Highlights & Insights¶
- Elegance of the Three-Gate Theory: a concise three-layer mechanism explains the surface sparsity observed in RLVR.
- First parameter-level characterization: provides a white-box understanding of RLVR training dynamics.
- Significant practical implications: directly refutes the popular practice of applying SFT-PEFT methods to RLVR.
- Points toward new directions: calls for the design of geometry-aware, RLVR-native learning algorithms rather than recycling SFT-era heuristics.
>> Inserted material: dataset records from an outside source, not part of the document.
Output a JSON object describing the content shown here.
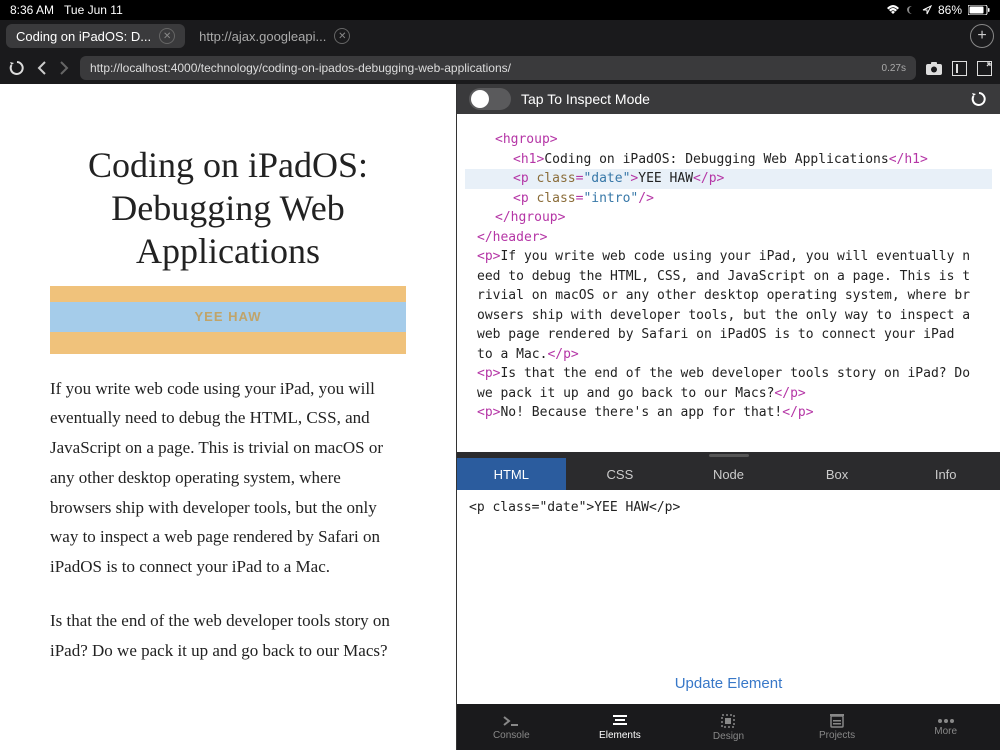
{
  "status": {
    "time": "8:36 AM",
    "date": "Tue Jun 11",
    "battery": "86%"
  },
  "tabs": {
    "t1": "Coding on iPadOS: D...",
    "t2": "http://ajax.googleapi..."
  },
  "url": {
    "value": "http://localhost:4000/technology/coding-on-ipados-debugging-web-applications/",
    "load_time": "0.27s"
  },
  "page": {
    "title": "Coding on iPadOS: Debugging Web Applications",
    "highlight": "YEE HAW",
    "p1": "If you write web code using your iPad, you will eventually need to debug the HTML, CSS, and JavaScript on a page. This is trivial on macOS or any other desktop operating system, where browsers ship with developer tools, but the only way to inspect a web page rendered by Safari on iPadOS is to connect your iPad to a Mac.",
    "p2": "Is that the end of the web developer tools story on iPad? Do we pack it up and go back to our Macs?"
  },
  "inspector": {
    "toggle_label": "Tap To Inspect Mode",
    "tabs": {
      "html": "HTML",
      "css": "CSS",
      "node": "Node",
      "box": "Box",
      "info": "Info"
    },
    "detail_line": "<p class=\"date\">YEE HAW</p>",
    "update_btn": "Update Element",
    "dom": {
      "l1": "<hgroup>",
      "l2_open": "<h1>",
      "l2_txt": "Coding on iPadOS: Debugging Web Applications",
      "l2_close": "</h1>",
      "l3_open": "<p ",
      "l3_an": "class",
      "l3_av": "\"date\"",
      "l3_mid": ">",
      "l3_txt": "YEE HAW",
      "l3_close": "</p>",
      "l4_open": "<p ",
      "l4_an": "class",
      "l4_av": "\"intro\"",
      "l4_close": "/>",
      "l5": "</hgroup>",
      "l6": "</header>",
      "p1_open": "<p>",
      "p1_txt": "If you write web code using your iPad, you will eventually n",
      "p1_b": "eed to debug the HTML, CSS, and JavaScript on a page. This is t",
      "p1_c": "rivial on macOS or any other desktop operating system, where br",
      "p1_d": "owsers ship with developer tools, but the only way to inspect a",
      "p1_e": " web page rendered by Safari on iPadOS is to connect your iPad ",
      "p1_f": "to a Mac.",
      "p1_close": "</p>",
      "p2_open": "<p>",
      "p2_txt": "Is that the end of the web developer tools story on iPad? Do",
      "p2_b": " we pack it up and go back to our Macs?",
      "p2_close": "</p>",
      "p3_open": "<p>",
      "p3_txt": "No! Because there's an app for that!",
      "p3_close": "</p>"
    }
  },
  "bottom_nav": {
    "console": "Console",
    "elements": "Elements",
    "design": "Design",
    "projects": "Projects",
    "more": "More"
  }
}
- Closed theory–experiment loop: forms a complete chain of argument from mathematical derivation to large-scale empirical validation.
Limitations & Future Work¶
- Analysis limited to parameter update patterns: no direct link is established to specific performance differences on downstream tasks.
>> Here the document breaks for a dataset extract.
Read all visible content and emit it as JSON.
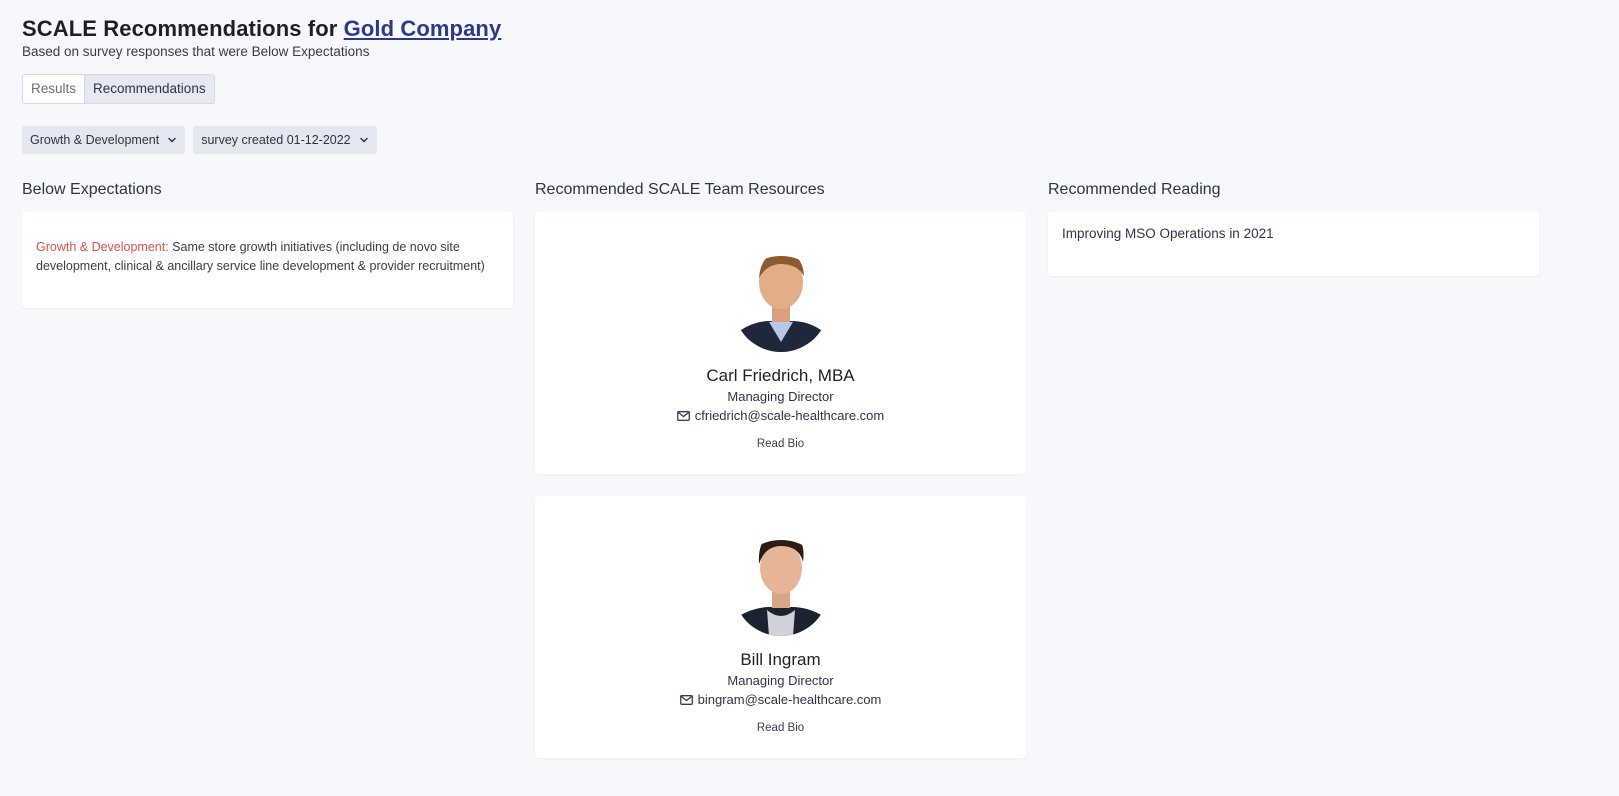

- Mitigation and improvement proposals are preliminary: while the failure modes of PEFT methods are identified, no complete alternative is proposed.
- Model scale constraints: validation is conducted primarily on medium-scale models; very large-scale models remain uncovered.
- Theoretical rigor: certain components of the Three-Gate Theory rely on empirical observations rather than formal proofs.
- Absence of RLVR-native PEFT design: a direction is identified but not realized.
Related Work & Insights¶
- RLVR methods: DeepSeek-R1, GRPO, and related work demonstrate the effectiveness of RLVR; this paper explains why it works.
- Parameter-efficient fine-tuning: LoRA, QLoRA, and similar methods achieve strong results in SFT, but this paper reveals their limitations in the RLVR setting.
- Training dynamics: complements Aghajanyan et al.'s work on intrinsic dimensionality.
- Inspired direction: designing novel PEFT methods that exploit off-principal directional structure (e.g., off-principal LoRA).
Rating¶
- Novelty: ⭐⭐⭐⭐⭐ — First parameter-level understanding of RLVR.
- Theoretical Depth: ⭐⭐⭐⭐ — Three-Gate Theory framework is clear; partial theoretical rigor.
- Experimental Thoroughness: ⭐⭐⭐⭐ — Validated across multiple algorithms and datasets.
- Practical Impact: ⭐⭐⭐⭐⭐ — Directly guides RLVR training practice.
- Writing Quality: ⭐⭐⭐⭐⭐ — Fluent narrative and well-organized structure.